The second brother knew better how to build a wall, for he had served an apprenticeship to it. When he had served his time and passed his examination he packed his knapsack and sang the journeyman’s song:

“While I am young I’ll wander, from place to place I’ll roam,
And everywhere build houses, until I come back home;
And youth will give me courage, and my true love won’t forget:
Hurrah then for a workman’s life! I’ll be a master yet!”
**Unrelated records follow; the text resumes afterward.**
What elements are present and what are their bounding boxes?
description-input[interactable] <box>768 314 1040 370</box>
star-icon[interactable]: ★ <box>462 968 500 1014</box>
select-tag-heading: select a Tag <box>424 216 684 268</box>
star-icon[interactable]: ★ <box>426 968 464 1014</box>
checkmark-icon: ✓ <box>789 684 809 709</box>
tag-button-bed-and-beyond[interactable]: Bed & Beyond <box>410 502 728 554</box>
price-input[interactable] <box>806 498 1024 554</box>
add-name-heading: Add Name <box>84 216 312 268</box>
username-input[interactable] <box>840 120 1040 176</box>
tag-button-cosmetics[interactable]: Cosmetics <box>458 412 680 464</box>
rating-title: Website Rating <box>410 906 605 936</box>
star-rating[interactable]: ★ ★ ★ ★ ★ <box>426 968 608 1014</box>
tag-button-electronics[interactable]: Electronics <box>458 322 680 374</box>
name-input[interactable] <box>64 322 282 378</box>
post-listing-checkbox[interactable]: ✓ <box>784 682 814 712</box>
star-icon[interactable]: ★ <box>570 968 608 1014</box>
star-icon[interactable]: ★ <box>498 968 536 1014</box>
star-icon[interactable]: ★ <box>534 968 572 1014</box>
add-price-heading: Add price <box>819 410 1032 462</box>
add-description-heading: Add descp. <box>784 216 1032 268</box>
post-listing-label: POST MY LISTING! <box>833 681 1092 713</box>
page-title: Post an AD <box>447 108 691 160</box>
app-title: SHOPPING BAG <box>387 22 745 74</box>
And he carried his idea into effect. When he had come home and become a master, he built one house after another in the town. He built a whole street; and when the street was finished and became an ornament to the place, the houses built a house for him in return, that was to be his own. But how can houses build a house? If you ask them they will not answer you, but people will understand what is meant by the expression, and say, ‘certainly, it was the street that built his house for him.’ It was little, and the floor was covered with clay; but when he danced with his bride upon this clay floor, it seemed to become polished oak; and from every stone in the wall sprang forth a flower, and the room was gay, as if with the costliest paper-hanger’s work. It was a pretty house, and in it lived a happy pair. The flag of the guild fluttered before the house, and the journeymen and apprentices shouted hurrah! Yes, he certainly was something! And at last he died; and that was something too.

Now came the architect, the third brother, who had been at first a carpenter’s apprentice, had worn a cap, and served as an errand boy, but had afterwards gone to the academy, and risen to become an architect, and to be called “honoured sir.” Yes, if the houses of the street had built a house for the brother who had become a bricklayer, the street now received its name from the architect, and the handsomest house in it became his property. That was something, and he was something; and he had a long title before and after his name. His children were called genteel children, and when he died his widow was “a widow of rank,” and that is something!–and his name always remained at the corner of the street, and lived on in the mouth of every one as the street’s name–and that was something!